So you have set boundaries, but you've abandoned them to keep the peace. All that's doing is teaching him that you can safely be ignored when you give the next one.

As far as the daycare thing goes... If he's making that little money and you have 4 kids, are you saying you can't get daycare subsidized? I don't know the situation down there in the States, but that doesn't seem right. Have you actually investigated this yourself?

And finally, as far as his money goes... Again, you're letting things slide for the sake of keeping the peace. As long as you're willing to do that, he's going to take advantage of that. 

Seems like you have two options. Lay out your boundaries and start enforcing them, or leave. If you lay out your boundaries (counseling, more openness on the finances), things MAY improve and you two can resolve your issues. Maybe not.

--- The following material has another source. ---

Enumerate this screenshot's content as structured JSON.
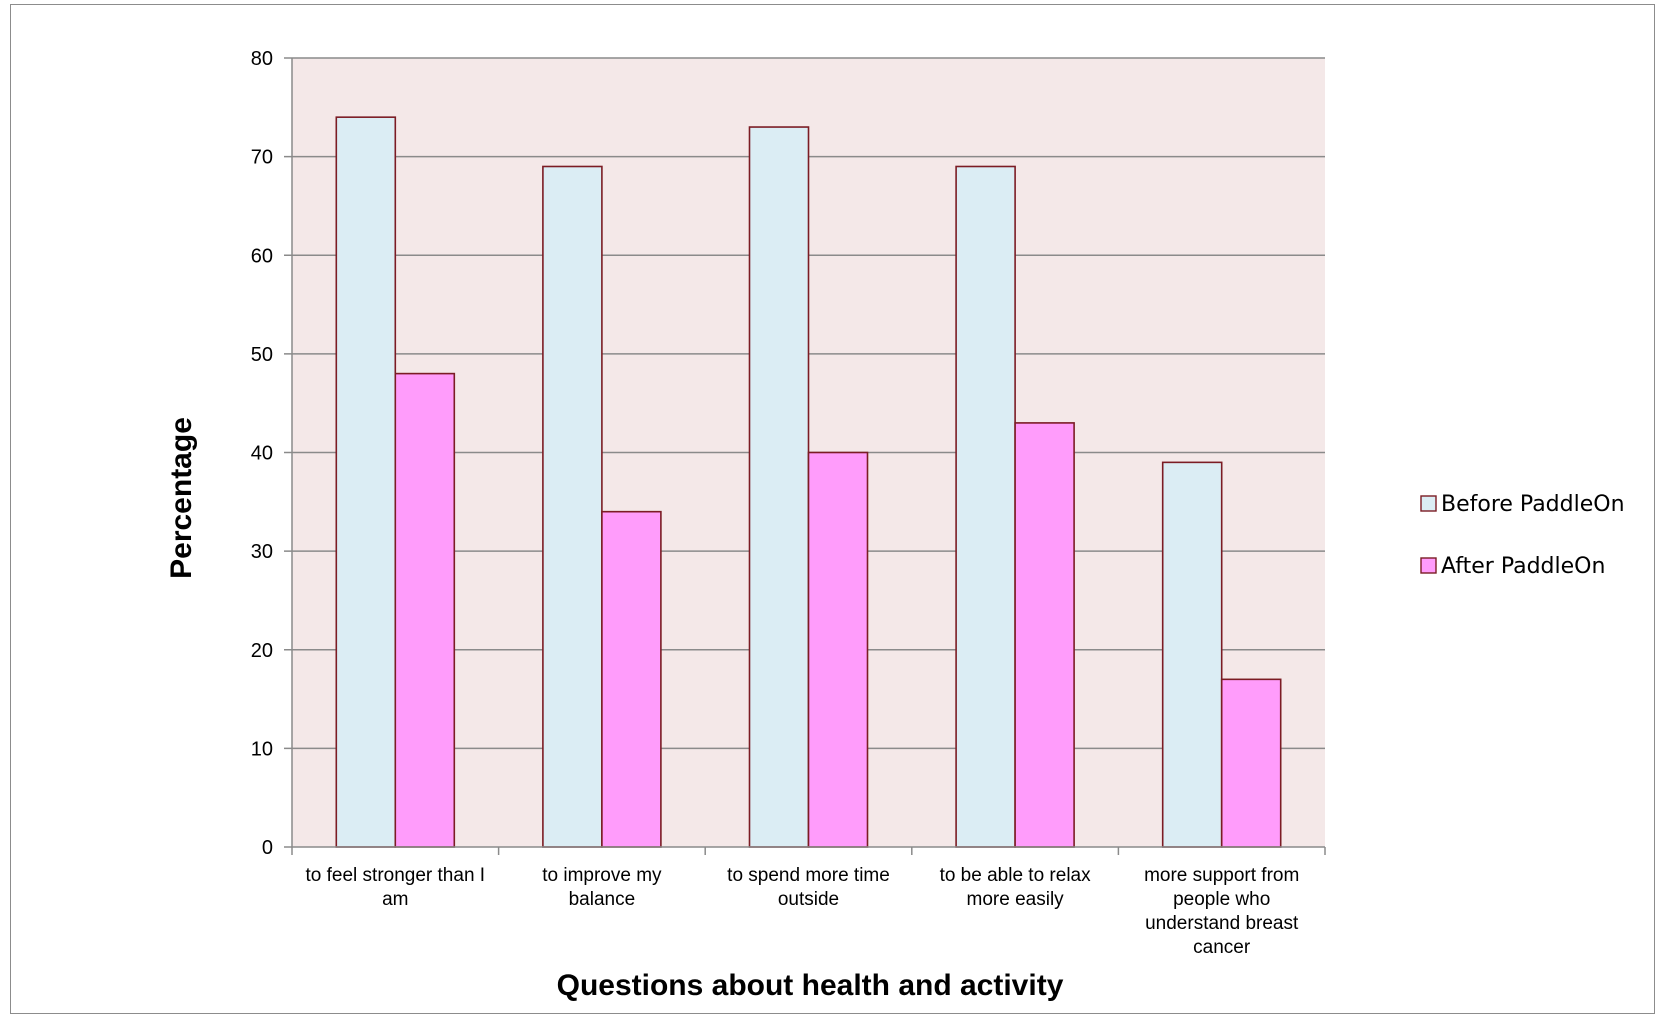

You'll never know unless you try. But you know what? If you take option #2, your marriage is over anyway.

C


----------



## AshWill (Oct 2, 2013)

LongWalk said:


> The marijuana smoking seems to have hurt your marriage. Does he have mentor figures?
> Who does he get along with? From your description he is often in conflict. Does he learn from his job dismissals?
> 
> _Posted via *Topify* using iPhone/iPad_


Yes, the marijuana smoking has always been a problem in our marriage which is odd since it was one of our biggest activities together before having kids. I don't see it as something "bad" but I quit so that I would be able to focus on my children. I just don't think it's an appropriate thing for my role as a mother, and I've had no problem adjusting. The problem is that when he doesn't smoke, he kind of comes unhinged. I think that I put up with it simply because I like him more when he smokes but financially and legally, it doesn't make sense in my mind that he continues to do it. 

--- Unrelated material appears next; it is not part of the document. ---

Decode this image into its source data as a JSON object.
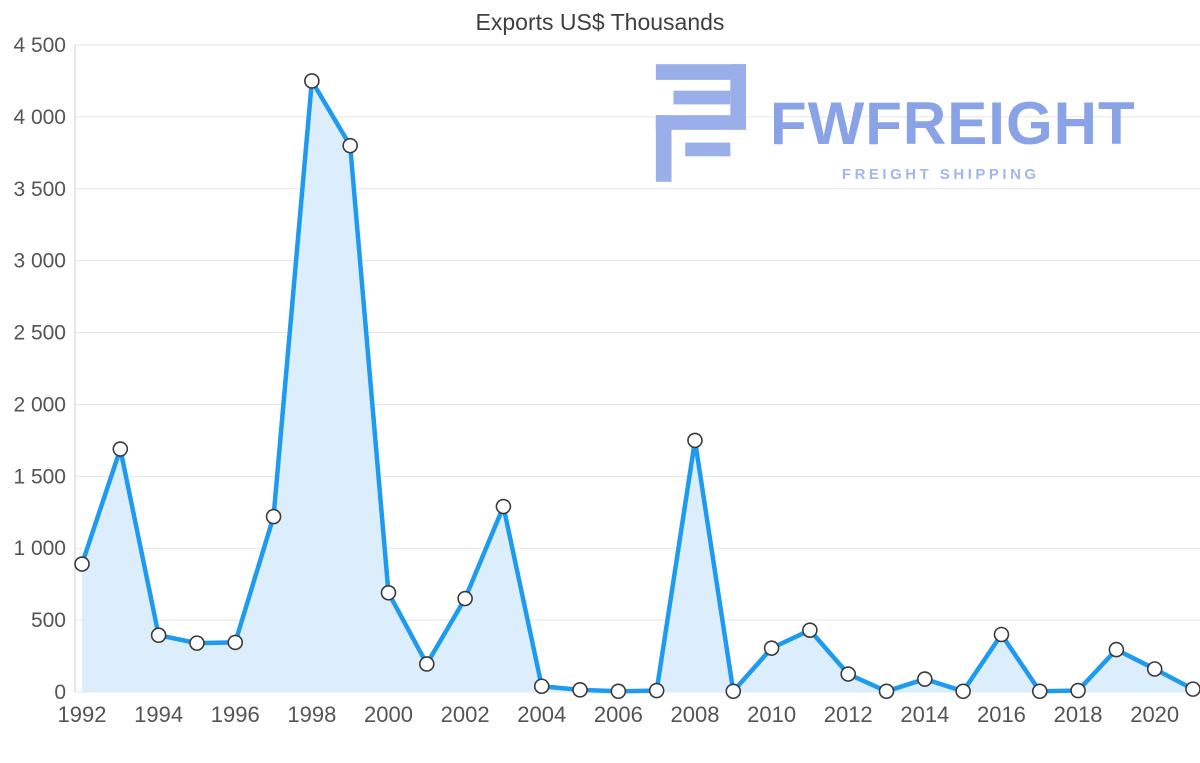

His uncle is his biggest mentor (that's who he's working with right now), and he's a good guy. He works hard and is always nice to me. I think that his uncle and aunt have a different marital dynamic than we do and this is actually a problem as well. His aunt is completely devoted to serving his uncle. She serves him dinner, picks out his clothes, wears what he tells her is appropriate, ect. I believe that women and men are equal and my husband believes that women were put here to support men. I think that's the primary role he really wants me to play. I would rather have a give and take relationship than be his servant and this is a huge problem in our marriage. Other than his uncle, all his friends are involved with drinking or drugs in some way. 

Anytime there is a conflict in his work or personal life, he has a justification. It's always, "Yes, I cussed at and waved a knife at my boss but it was because he didn't give me the raise that he promised" so I don't think that he's learning anything. I felt like he was for a while when he was working at the call center but after we moved away he would say things like "I tried to conform and it didn't work" and "I'm going to do things my way"...I don't think he has the skills to reconcile conflict.

For instance, when we have a conflict, it always gets personal. He may be upset because of something I said and instead of saying "I didn't like such and such statement", he'll say something personal about my weight or my parenting. I'm sure that I'm messing up as much as he is but I'm not really sure how because he will get mad and go on a tirade, instead of just telling me why he's really angry. I'm assuming this is the same type of thing that is happening at work.


----------



## LongWalk (Apr 4, 2013)

Who influences him in a positive way?

_Posted via *Topify* using iPhone/iPad_


----------



## Daisy2714 (Sep 22, 2013)

AshWill,
My heart goes out to you. I don't feel qualified to give you advice but I can tell you that I hear the confusion and turmoil you are going through. 
I wish you the best...


----------